When I try to compile this, I get the error:

internal compiler error: in get_expr_operands, at tree-ssa-operands.c:881
 }

As far as I can tell, this error is due to the nested comparison function. Is there a way to make openmp work with this nested comparison function? If not, is there a good way to achieve a similar result without a nested comparison function?

Edit: I'm using GNU C compiler where nested functions are permitted. The code compiles and runs fine without the pragma statement. I can't define simcmp outside of the for loop because tmp_array would then have to be a global variable, which would mess up the multi-threading. However, if somebody has a suggestion to achieve the same result without a nested function, that would be most welcome.

Solution

I realize this has been self answered, but here are some standard C and OpenMP options. The qsort_r function is a good classic choice, but it's worth noting that qsort_s is part of the c11 standard, and thus is portable wherever c11 is offered (which does not include Windows, they don't quite offer c99 yet).
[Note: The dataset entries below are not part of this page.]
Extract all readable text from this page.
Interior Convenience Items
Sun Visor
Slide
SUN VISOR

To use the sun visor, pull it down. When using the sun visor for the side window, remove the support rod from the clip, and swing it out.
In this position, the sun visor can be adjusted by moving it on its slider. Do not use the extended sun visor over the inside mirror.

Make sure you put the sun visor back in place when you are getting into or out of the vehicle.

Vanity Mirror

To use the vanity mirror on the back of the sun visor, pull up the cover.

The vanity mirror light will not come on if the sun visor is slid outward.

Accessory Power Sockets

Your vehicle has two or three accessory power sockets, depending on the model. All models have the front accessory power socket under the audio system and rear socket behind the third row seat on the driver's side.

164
As to doing it in OpenMP without the nested comparison function, still using original qsort, there are two ways that come to mind. First is to use the classic global variable in combination with OpenMP threadprivate:

static int *index = NULL;
static double *tmp_array = NULL;

#pragma omp threadprivate(index, tmp_array)

int simcmp(const void *a, const void *b){
    int ia = *(int *)a;
    int ib = *(int *)b;
    double aa = ((double *)tmp_array)[ia];
    double bb = ((double *)tmp_array)[ib];
    if ((aa - bb) > 1e-12){
        return -1;
    }else{
        return 1;
    }
}

int main(){
    int i;
#pragma omp parallel for
    for(i = 0; i < 100; i++){
        index= (int *) malloc(sizeof(int)*10);
        tmp_array = (double*) malloc(sizeof(double)*10);
        int j;
        for(j=0; j<10; j++){
            tmp_array[j] = rand();
            index[j] = j;
        }
        // QuickSort the index array based on tmp_array:
        qsort_r(index, 10, sizeof(*index), simcmp, tmp_array);
        free(index);
        free(tmp_array);
    }
    return 0;
}

The version above causes every thread in the parallel region to use a private copy of the global variables index and tmp_array, which takes care of the issue. This is probably the most portable version you can write in standard C and OpenMP, with the only likely incompatible platforms being those that do not implement thread local memory (some microcontrollers, etc.).

If you want to avoid the global variable and still have portability and use OpenMP, then I would recommend using C++11 and the std::sort algorithm with a lambda:

std::sort(index, index+10, [=](const int& a,  const int& b){
    if ((tmp_array[a] - tmp_array[b]) > 1e-12){
        return -1;
    }else{
        return 1;
    }
});